Pavel Sudoplatov’s combat record includes many famous covert operations, which he carried out while serving his homeland. For example, in May 1938, he eliminated Eugene Konovalts, then head of the Organization of Ukrainian Nationalists (OUN). Recall that in alliance with the Germans, the OUN members were planning to seize several Ukrainian regions to form an independent state under the auspices of Nazi Germany.

Under the guise of a young student imbued with the ideas of independent Ukraine, Sudoplatov managed to enter Konovalets' inner circle. After thorough examinations, he began to be trusted. Then one day, which became fateful for Konovalts, the young “student” arranged a meeting with him. It was postponed for a long time but after meticulous checks they finally met in a cafe in Rotterdam. At parting, Sudoplatov handed Konovalts a box of his favorite chocolates.

However, this box had an ingenious explosive device in it, which did not go off in the vertical position, but in the horizontal position, and not immediately, but after some time. So, it went off a few minutes after the “student” left, when the sweet-tooth Konovalets, apparently, decided to eat some candy. All was up with him. Dissensions and power struggles occurred in the top of the OUN, and the nationalist organization weakened considerably, which was the goal of the Soviet Chekists.

The Duck special operation to eliminate Lev Trotsky was another high-profile case, also led by Pavel Sudoplatov. It is known that the liquidation of the traitor was assigned to Ramon Mercader, a member of the International Brigade, which was carried out with an ice pick on August 20, 1940.

No less famous was the Monastery special operation, which was aimed at creating a fictitious underground anti-Soviet organization of monarchists in 1942 for its use as bait for the intelligence services of Germany.

Sudoplatov supervised mining the most important objects during the attack of the Nazi hordes on Moscow. In Western Ukraine, occupied by the Nazis, he led a special forces detachment under the command of Medvedev.

Unfortunately, despite all his services to the fatherland Pavel Sudoplatov was arrested on August 21, 1953, as “accomplice of Beria.” He was primarily accused of anti-government conspiracy. During the investigation of the case he feigned insanity and was kept in a psychiatric hospital in Leningrad until 1958.

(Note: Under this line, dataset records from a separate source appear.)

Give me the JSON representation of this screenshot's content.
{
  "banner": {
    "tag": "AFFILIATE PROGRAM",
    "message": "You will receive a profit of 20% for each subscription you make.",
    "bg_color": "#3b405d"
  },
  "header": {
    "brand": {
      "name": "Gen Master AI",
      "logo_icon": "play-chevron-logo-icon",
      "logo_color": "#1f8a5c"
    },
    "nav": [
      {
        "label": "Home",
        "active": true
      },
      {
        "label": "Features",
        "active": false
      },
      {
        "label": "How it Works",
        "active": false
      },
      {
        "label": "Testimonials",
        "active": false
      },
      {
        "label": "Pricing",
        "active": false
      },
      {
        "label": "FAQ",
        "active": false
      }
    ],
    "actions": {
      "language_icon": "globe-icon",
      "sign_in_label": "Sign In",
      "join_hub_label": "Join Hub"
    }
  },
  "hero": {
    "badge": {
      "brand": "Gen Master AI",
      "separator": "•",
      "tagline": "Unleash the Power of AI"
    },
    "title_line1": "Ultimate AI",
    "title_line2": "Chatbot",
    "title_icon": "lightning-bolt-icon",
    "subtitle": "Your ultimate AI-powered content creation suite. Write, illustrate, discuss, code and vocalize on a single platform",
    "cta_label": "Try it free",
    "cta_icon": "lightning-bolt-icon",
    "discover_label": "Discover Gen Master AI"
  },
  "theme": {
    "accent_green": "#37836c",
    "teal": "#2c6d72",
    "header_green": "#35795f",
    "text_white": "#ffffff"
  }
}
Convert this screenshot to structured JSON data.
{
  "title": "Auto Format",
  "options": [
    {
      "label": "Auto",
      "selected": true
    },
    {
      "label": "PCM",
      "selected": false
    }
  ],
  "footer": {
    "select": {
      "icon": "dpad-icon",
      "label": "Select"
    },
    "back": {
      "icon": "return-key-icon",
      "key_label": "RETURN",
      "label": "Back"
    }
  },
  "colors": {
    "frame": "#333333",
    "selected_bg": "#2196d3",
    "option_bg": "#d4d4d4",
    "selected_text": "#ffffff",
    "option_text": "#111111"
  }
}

However, this did not help Sudoplatov, and the legendary spy was sentenced to 15 years in prison for “aiding and abetting” Lavrenty Beria, “preparation of a coup d'etat,” “kidnapping and murder,” and “experiments on people.” It should be noted that Sudoplatov never pleaded guilty. The legendary spy served his sentence in a prison in Vladimir, where he went blind in one eye, suffered three heart attacks and was disabled.

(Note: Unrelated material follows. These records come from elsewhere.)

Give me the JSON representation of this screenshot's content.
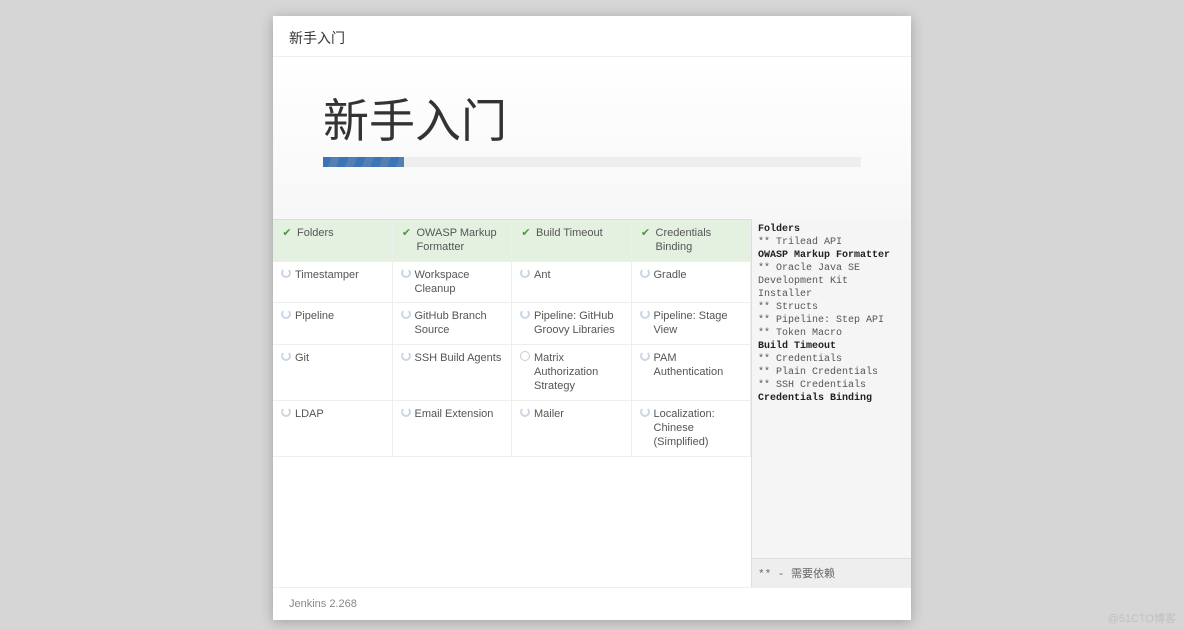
{
  "header": {
    "title": "新手入门"
  },
  "hero": {
    "title": "新手入门",
    "progress_pct": 15
  },
  "plugins": [
    {
      "name": "Folders",
      "state": "done"
    },
    {
      "name": "OWASP Markup Formatter",
      "state": "done"
    },
    {
      "name": "Build Timeout",
      "state": "done"
    },
    {
      "name": "Credentials Binding",
      "state": "done"
    },
    {
      "name": "Timestamper",
      "state": "spinner"
    },
    {
      "name": "Workspace Cleanup",
      "state": "spinner"
    },
    {
      "name": "Ant",
      "state": "spinner"
    },
    {
      "name": "Gradle",
      "state": "spinner"
    },
    {
      "name": "Pipeline",
      "state": "spinner"
    },
    {
      "name": "GitHub Branch Source",
      "state": "spinner"
    },
    {
      "name": "Pipeline: GitHub Groovy Libraries",
      "state": "spinner"
    },
    {
      "name": "Pipeline: Stage View",
      "state": "spinner"
    },
    {
      "name": "Git",
      "state": "spinner"
    },
    {
      "name": "SSH Build Agents",
      "state": "spinner"
    },
    {
      "name": "Matrix Authorization Strategy",
      "state": "pending"
    },
    {
      "name": "PAM Authentication",
      "state": "spinner"
    },
    {
      "name": "LDAP",
      "state": "spinner"
    },
    {
      "name": "Email Extension",
      "state": "spinner"
    },
    {
      "name": "Mailer",
      "state": "spinner"
    },
    {
      "name": "Localization: Chinese (Simplified)",
      "state": "spinner"
    }
  ],
  "log": {
    "lines": [
      {
        "text": "Folders",
        "bold": true
      },
      {
        "text": "** Trilead API",
        "bold": false
      },
      {
        "text": "OWASP Markup Formatter",
        "bold": true
      },
      {
        "text": "** Oracle Java SE Development Kit Installer",
        "bold": false
      },
      {
        "text": "** Structs",
        "bold": false
      },
      {
        "text": "** Pipeline: Step API",
        "bold": false
      },
      {
        "text": "** Token Macro",
        "bold": false
      },
      {
        "text": "Build Timeout",
        "bold": true
      },
      {
        "text": "** Credentials",
        "bold": false
      },
      {
        "text": "** Plain Credentials",
        "bold": false
      },
      {
        "text": "** SSH Credentials",
        "bold": false
      },
      {
        "text": "Credentials Binding",
        "bold": true
      }
    ],
    "footer": "** - 需要依赖"
  },
  "footer": {
    "version": "Jenkins 2.268"
  },
  "watermark": "@51CTO博客"
}
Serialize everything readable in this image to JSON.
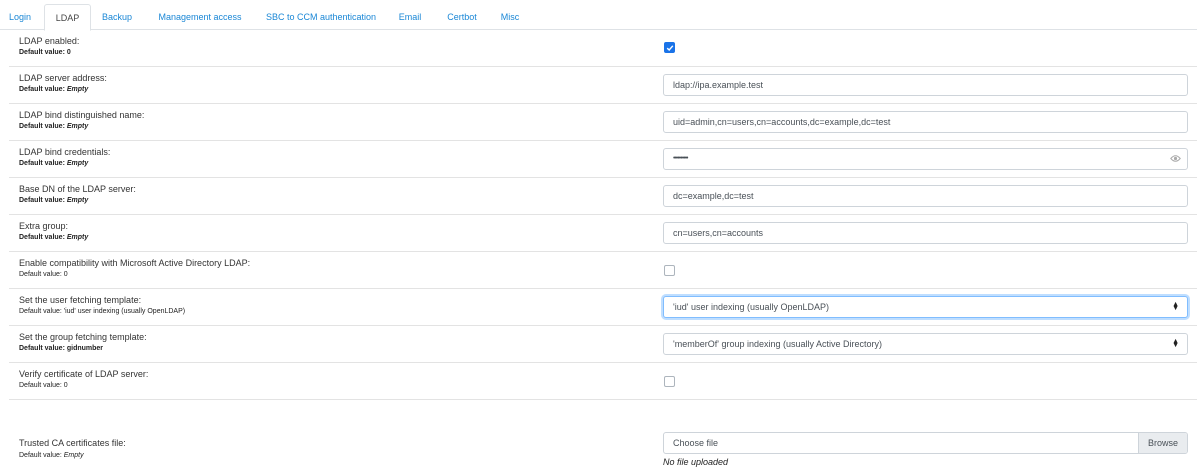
{
  "tabs": [
    "Login",
    "LDAP",
    "Backup",
    "Management access",
    "SBC to CCM authentication",
    "Email",
    "Certbot",
    "Misc"
  ],
  "active_tab": "LDAP",
  "fields": [
    {
      "label": "LDAP enabled:",
      "default_key": "Default value: ",
      "default_val": "0",
      "control": "checkbox",
      "checked": true
    },
    {
      "label": "LDAP server address:",
      "default_key": "Default value: ",
      "default_val": "Empty",
      "control": "text",
      "value": "ldap://ipa.example.test"
    },
    {
      "label": "LDAP bind distinguished name:",
      "default_key": "Default value: ",
      "default_val": "Empty",
      "control": "text",
      "value": "uid=admin,cn=users,cn=accounts,dc=example,dc=test"
    },
    {
      "label": "LDAP bind credentials:",
      "default_key": "Default value: ",
      "default_val": "Empty",
      "control": "password",
      "value": "••••••••••"
    },
    {
      "label": "Base DN of the LDAP server:",
      "default_key": "Default value: ",
      "default_val": "Empty",
      "control": "text",
      "value": "dc=example,dc=test"
    },
    {
      "label": "Extra group:",
      "default_key": "Default value: ",
      "default_val": "Empty",
      "control": "text",
      "value": "cn=users,cn=accounts"
    },
    {
      "label": "Enable compatibility with Microsoft Active Directory LDAP:",
      "default_key": "Default value: ",
      "default_val": "0",
      "control": "checkbox",
      "checked": false
    },
    {
      "label": "Set the user fetching template:",
      "default_key": "Default value: ",
      "default_val": "'iud' user indexing (usually OpenLDAP)",
      "control": "select",
      "value": "'iud' user indexing (usually OpenLDAP)"
    },
    {
      "label": "Set the group fetching template:",
      "default_key": "Default value: ",
      "default_val": "gidnumber",
      "control": "select",
      "value": "'memberOf' group indexing (usually Active Directory)"
    },
    {
      "label": "Verify certificate of LDAP server:",
      "default_key": "Default value: ",
      "default_val": "0",
      "control": "checkbox",
      "checked": false
    },
    {
      "label": "Trusted CA certificates file:",
      "default_key": "Default value: ",
      "default_val": "Empty",
      "control": "file",
      "value": "Choose file",
      "button": "Browse",
      "status": "No file uploaded"
    }
  ],
  "colors": {
    "link": "#1a87d6",
    "checkbox_on": "#1a73e8",
    "focus": "#80bdff"
  }
}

Returning to Moscow in 1968 from prison, he wrote three books about his professional activities under the penname Anatoly Andreev. Shortly before his death, in 1996, he published a book of memoirs. He had to fight for his justification, which he received only in 1992, for more than 20 years. Even today Pavel Sudoplatov received the honorary nickname ‘Stalin's Terminator’ for his successful special operations to eliminate the enemies of the Soviet Union.

Pavel Sudoplatov was a man of unusual, rare and dramatic fate. He played one of the most significant roles in the activities of domestic foreign intelligence. As he himself wrote in his book, he managed to survive due to “a bizarre combination of circumstances and undoubted luck.” The legendary Soviet spy died Sept. 24, 1996, in Moscow at the age of 89. He is buried at the Donskoye Cemetery in the Russian capital.

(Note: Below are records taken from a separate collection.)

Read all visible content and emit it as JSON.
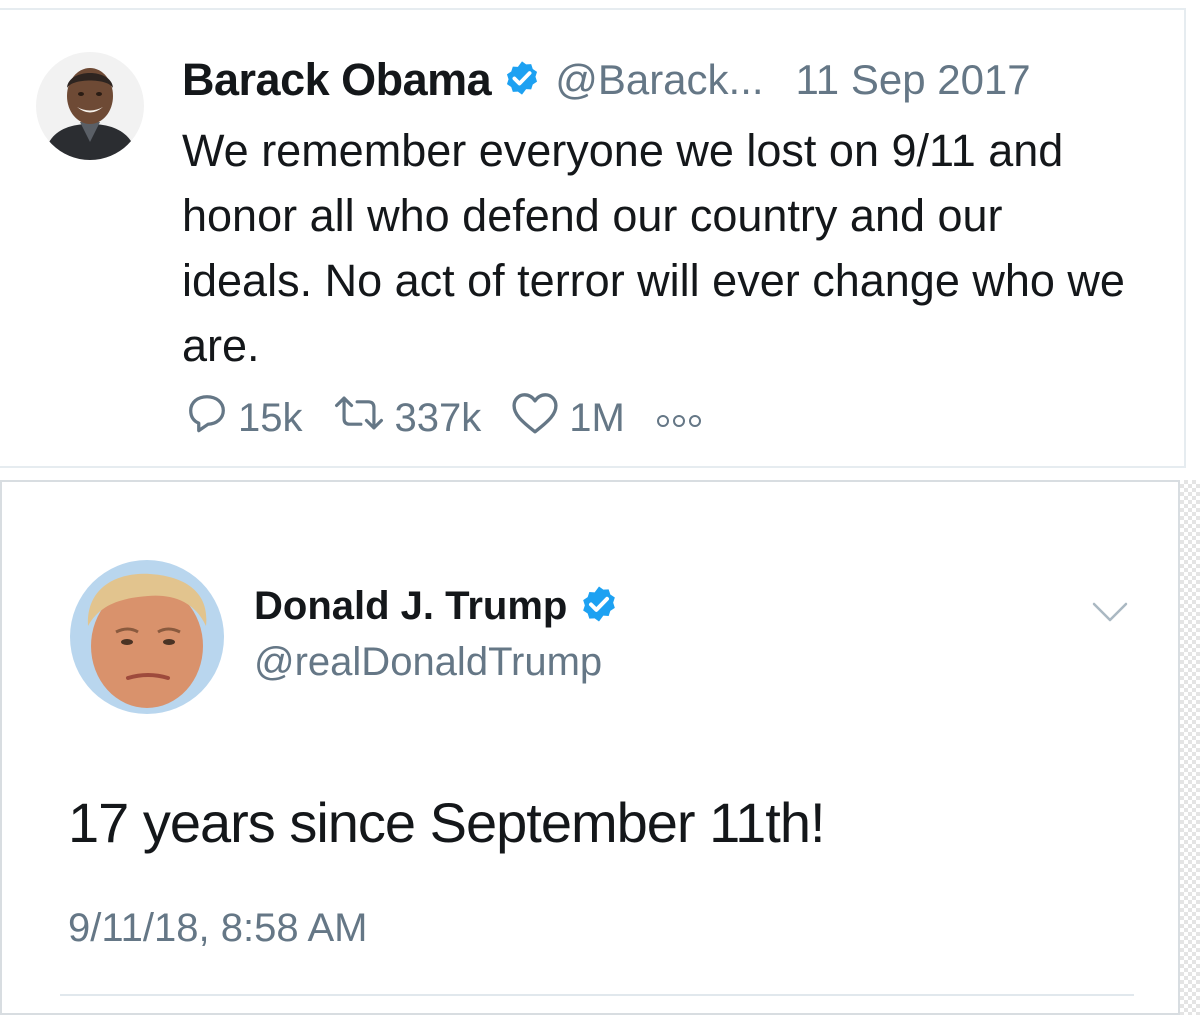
{
  "tweet_obama": {
    "name": "Barack Obama",
    "handle": "@Barack...",
    "date": "11 Sep 2017",
    "text": "We remember everyone we lost on 9/11 and honor all who defend our country and our ideals. No act of terror will ever change who we are.",
    "replies": "15k",
    "retweets": "337k",
    "likes": "1M"
  },
  "tweet_trump": {
    "name": "Donald J. Trump",
    "handle": "@realDonaldTrump",
    "text": "17 years since September 11th!",
    "timestamp": "9/11/18, 8:58 AM"
  },
  "colors": {
    "verified_blue": "#1da1f2",
    "secondary_gray": "#657786",
    "text_black": "#14171a"
  }
}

The day before memorial bust, timed to the 115th anniversary of the birth of Pavel Sudoplatov, a famous native of this city, was unveiled in Melitopol. This was done as part of a program of the Russian Military Historical Society to preserve the memory of outstanding countrymen.

The opening ceremony of the bust was attended by the head of the civil-military administration of Zaporizhzhia region Evgeny Balitsky. “Today, historical justice has been done. No Bandera and Shukhevich will desecrate our streets. There will be monuments to real heroes, to people who liberated our city. If not for Sudoplatov, we would not be here today. We owe these people everything we have.”